Internet being a media, it was already disconnected from times to times by governments (ex: Egypt, Tunisia). But instead of stupidly cutting down the Internet, the same governments found that it can also be used to control their citizens. UGC (“ User Generated Content ”) became more and more important across the last years. Everybody can generate some content on blogs, social network. UGC is the new paradigm. How will the government censorship handle UGC? Censorship 2.0 is profoundly important. With such amount of data created online, how can we affect the way they receive attention from people. The research made by Marco and Azhr is based on sock puppets. What is a sock puppet? Here is the Wikipedia definition: A sock puppet is an online identify used for purposes of deception. The questions posed by the speakers were:
- What can be done?
- What will be done?
- What is being done?
The challenge is to measure efficiency of your increase/decrease of attention? How to divert the attention of your readers? They reviewed multiple ways to share information and applied different scenarios:
- Mailing lists
- Online polls
- News sties
- Comment systems
It was very interesting to see how people will react differently to a message if it is posted alone or a new message with several replies. Is there real sock puppet in the wild? Yes, this happens. How to attract them? Use hot topics or controversial. The analysed the relation between the registration times and the posted comments time. The suck puppet army is really active on the following forums: CNN & AJ English and Jerusalem Post. They used https://disqus.com/ to achieve this. What are the topics?
But who’s behind this army? They have no idea. The conclusion to this talk: all UGC sites have been trivial to manipulate!
Finally, the latest talk was “ Wallstreet of Windows Binaries ” by Marion Marschalek and Joseph Moti . For a while bugs have names, logos, websites. They have better documentation that before because today it’s cool to find a bug! Researchers need their 5-mins of fame.
Moti explained why the 0-day business is very close to the trading rules:
- Do not be greedy/emotional
- Accept that you can lose and it is okey (got patched before the sale)
- Always have a plan and it should come with a lot of patience
- Do not fall in love with the stick.
- You better be familiar with the stuff you’re going to buy
- Do not think too much
- Remember that one day you’ll need to sell nothing goes up forehead
Finding a 0-day is like having a stock: you have to value it, you can sell it, you can trade it with another 0-day. How to value a 0-day: IPO (Initial Public Offering). Value depends on the market. The market decides of the value not the developer! Insider trading? Prohibited… if you are working for the target and have access to sources/tools/docs. Buy and sell the same 0-day multiple times?
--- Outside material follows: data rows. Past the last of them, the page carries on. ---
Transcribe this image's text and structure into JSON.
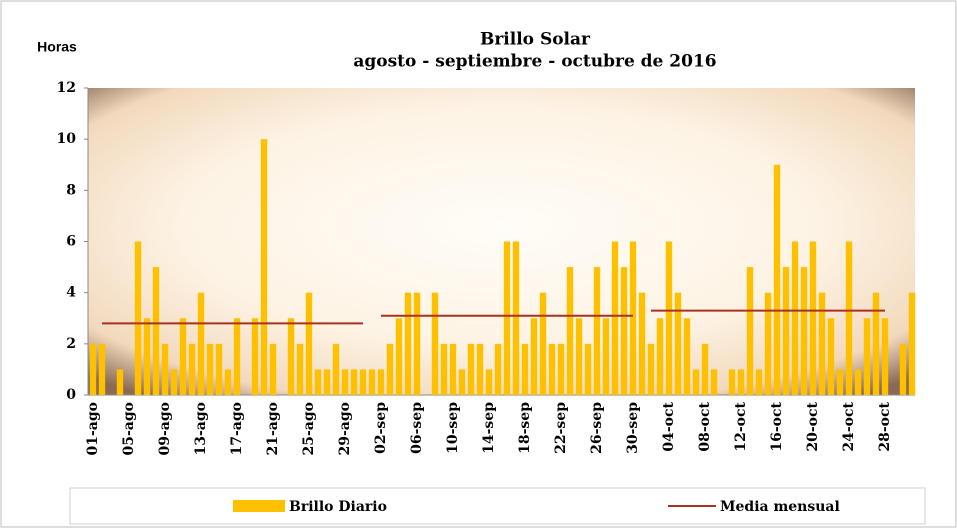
{
  "chart_data": {
    "type": "bar",
    "title": "Brillo  Solar",
    "subtitle": "agosto - septiembre - octubre de 2016",
    "y_label": "Horas",
    "categories": [
      "01-ago",
      null,
      null,
      null,
      "05-ago",
      null,
      null,
      null,
      "09-ago",
      null,
      null,
      null,
      "13-ago",
      null,
      null,
      null,
      "17-ago",
      null,
      null,
      null,
      "21-ago",
      null,
      null,
      null,
      "25-ago",
      null,
      null,
      null,
      "29-ago",
      null,
      null,
      null,
      "02-sep",
      null,
      null,
      null,
      "06-sep",
      null,
      null,
      null,
      "10-sep",
      null,
      null,
      null,
      "14-sep",
      null,
      null,
      null,
      "18-sep",
      null,
      null,
      null,
      "22-sep",
      null,
      null,
      null,
      "26-sep",
      null,
      null,
      null,
      "30-sep",
      null,
      null,
      null,
      "04-oct",
      null,
      null,
      null,
      "08-oct",
      null,
      null,
      null,
      "12-oct",
      null,
      null,
      null,
      "16-oct",
      null,
      null,
      null,
      "20-oct",
      null,
      null,
      null,
      "24-oct",
      null,
      null,
      null,
      "28-oct",
      null,
      null,
      null
    ],
    "series": [
      {
        "name": "Brillo Diario",
        "color": "#FFC000",
        "type": "bar",
        "values": [
          2,
          2,
          0,
          1,
          0,
          6,
          3,
          5,
          2,
          1,
          3,
          2,
          4,
          2,
          2,
          1,
          3,
          0,
          3,
          10,
          2,
          0,
          3,
          2,
          4,
          1,
          1,
          2,
          1,
          1,
          1,
          1,
          1,
          2,
          3,
          4,
          4,
          0,
          4,
          2,
          2,
          1,
          2,
          2,
          1,
          2,
          6,
          6,
          2,
          3,
          4,
          2,
          2,
          5,
          3,
          2,
          5,
          3,
          6,
          5,
          6,
          4,
          2,
          3,
          6,
          4,
          3,
          1,
          2,
          1,
          0,
          1,
          1,
          5,
          1,
          4,
          9,
          5,
          6,
          5,
          6,
          4,
          3,
          1,
          6,
          1,
          3,
          4,
          3,
          0,
          2,
          4
        ]
      },
      {
        "name": "Media mensual",
        "color": "#A8321E",
        "type": "line",
        "values": [
          null,
          2.8,
          2.8,
          2.8,
          2.8,
          2.8,
          2.8,
          2.8,
          2.8,
          2.8,
          2.8,
          2.8,
          2.8,
          2.8,
          2.8,
          2.8,
          2.8,
          2.8,
          2.8,
          2.8,
          2.8,
          2.8,
          2.8,
          2.8,
          2.8,
          2.8,
          2.8,
          2.8,
          2.8,
          2.8,
          2.8,
          null,
          3.1,
          3.1,
          3.1,
          3.1,
          3.1,
          3.1,
          3.1,
          3.1,
          3.1,
          3.1,
          3.1,
          3.1,
          3.1,
          3.1,
          3.1,
          3.1,
          3.1,
          3.1,
          3.1,
          3.1,
          3.1,
          3.1,
          3.1,
          3.1,
          3.1,
          3.1,
          3.1,
          3.1,
          3.1,
          null,
          3.3,
          3.3,
          3.3,
          3.3,
          3.3,
          3.3,
          3.3,
          3.3,
          3.3,
          3.3,
          3.3,
          3.3,
          3.3,
          3.3,
          3.3,
          3.3,
          3.3,
          3.3,
          3.3,
          3.3,
          3.3,
          3.3,
          3.3,
          3.3,
          3.3,
          3.3,
          3.3,
          null,
          null,
          null
        ]
      }
    ],
    "ylim": [
      0,
      12
    ],
    "yticks": [
      0,
      2,
      4,
      6,
      8,
      10,
      12
    ],
    "legend": "bottom"
  }
}
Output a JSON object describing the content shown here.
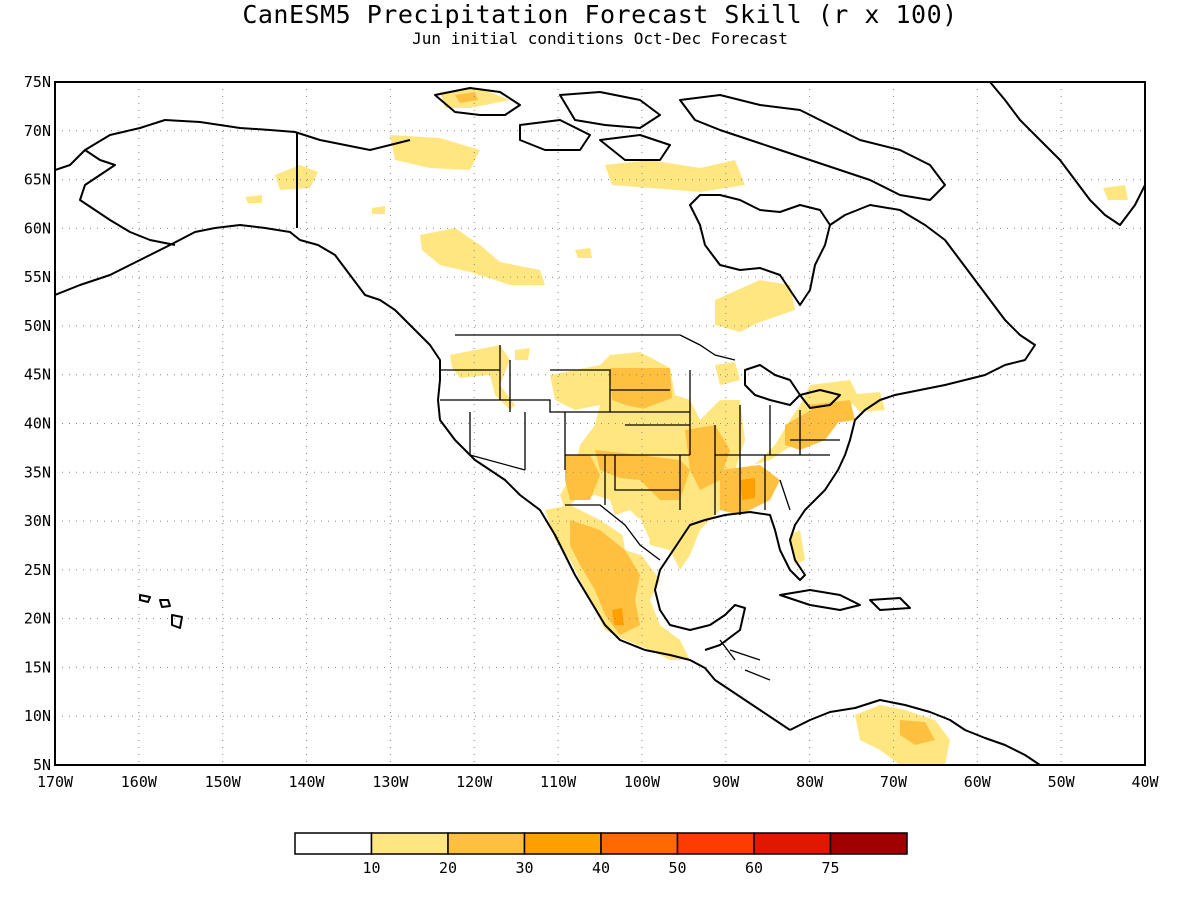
{
  "title": "CanESM5 Precipitation Forecast Skill (r x 100)",
  "subtitle": "Jun initial conditions  Oct-Dec Forecast",
  "map": {
    "lon_range": [
      -170,
      -40
    ],
    "lat_range": [
      5,
      75
    ],
    "lat_labels": [
      "75N",
      "70N",
      "65N",
      "60N",
      "55N",
      "50N",
      "45N",
      "40N",
      "35N",
      "30N",
      "25N",
      "20N",
      "15N",
      "10N",
      "5N"
    ],
    "lon_labels": [
      "170W",
      "160W",
      "150W",
      "140W",
      "130W",
      "120W",
      "110W",
      "100W",
      "90W",
      "80W",
      "70W",
      "60W",
      "50W",
      "40W"
    ],
    "gridlines": "dotted"
  },
  "colorbar": {
    "labels": [
      "10",
      "20",
      "30",
      "40",
      "50",
      "60",
      "75"
    ],
    "colors": [
      "#ffffff",
      "#ffe680",
      "#ffc040",
      "#ffa000",
      "#ff6a00",
      "#ff3c00",
      "#e01800",
      "#a00000"
    ]
  },
  "colors": {
    "land_outline": "#000000",
    "skill_10_20": "#ffe680",
    "skill_20_30": "#ffc040",
    "skill_30_40": "#ffa000"
  }
}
Exclusive vs shared sale. Where do you trade? O-day? white or black market. White : ZDI, I-defense, black? more money! If you go to the black market, you need a broker who will take it, valuate and search for customers (with a percentage as commission). Windows vulnerability API/keyword. as companies have code: ex: GradientFill -> Fill.
Finding vulnerabilities by rating functions? Marion’s tool is called “ Wallstreet ”. Data analytics for cheap people: Marion showed a picture with sheep, one of them being black. How to separate the black sheep from others?
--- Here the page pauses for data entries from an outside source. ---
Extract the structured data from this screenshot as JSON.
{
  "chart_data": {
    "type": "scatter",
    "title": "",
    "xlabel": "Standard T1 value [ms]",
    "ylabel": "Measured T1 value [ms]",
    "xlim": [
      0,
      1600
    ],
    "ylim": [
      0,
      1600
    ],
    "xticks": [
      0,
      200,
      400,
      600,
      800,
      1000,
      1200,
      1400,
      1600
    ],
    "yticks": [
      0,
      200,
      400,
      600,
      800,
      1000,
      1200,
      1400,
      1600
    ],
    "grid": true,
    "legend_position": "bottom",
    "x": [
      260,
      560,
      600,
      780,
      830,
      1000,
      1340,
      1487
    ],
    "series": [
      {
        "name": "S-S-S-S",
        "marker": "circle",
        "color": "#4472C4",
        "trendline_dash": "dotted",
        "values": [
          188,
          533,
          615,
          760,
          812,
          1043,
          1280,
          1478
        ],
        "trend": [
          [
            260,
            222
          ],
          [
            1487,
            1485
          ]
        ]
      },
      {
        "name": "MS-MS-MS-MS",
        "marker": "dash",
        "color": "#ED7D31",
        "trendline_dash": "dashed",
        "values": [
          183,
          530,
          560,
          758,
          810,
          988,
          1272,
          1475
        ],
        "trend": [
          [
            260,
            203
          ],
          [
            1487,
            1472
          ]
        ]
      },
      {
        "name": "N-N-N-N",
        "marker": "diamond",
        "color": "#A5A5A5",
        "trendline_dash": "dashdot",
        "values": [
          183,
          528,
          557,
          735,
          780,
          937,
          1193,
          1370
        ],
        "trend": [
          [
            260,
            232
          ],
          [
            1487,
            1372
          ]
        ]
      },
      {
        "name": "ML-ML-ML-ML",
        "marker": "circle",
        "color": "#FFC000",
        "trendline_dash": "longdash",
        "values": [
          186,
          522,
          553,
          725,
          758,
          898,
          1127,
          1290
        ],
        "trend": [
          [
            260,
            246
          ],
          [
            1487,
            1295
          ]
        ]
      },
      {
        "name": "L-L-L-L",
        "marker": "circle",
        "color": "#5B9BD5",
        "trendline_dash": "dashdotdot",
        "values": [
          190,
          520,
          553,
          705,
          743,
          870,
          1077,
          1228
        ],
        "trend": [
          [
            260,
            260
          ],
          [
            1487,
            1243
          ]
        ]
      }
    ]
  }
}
- Problem: Find Frank the black sheep
- Attributes: Hair length, color
- Attributes evaluation: Sound won’t work
- Fine graining: 2 colors only
- Magic: SELECT * FROM … WHERE color=‘black’
The tool is based on:
- HexRays decompiler
- Python Magic
The presentation ended with a demo how to find which process load a specific DLL which could lead to a compromized system.
It’s already over for me. I drove immediately back to Belgium after the last talk. First amazing experience with TROOPERS! Thanks to the crew and particularly to Erno to welcome me.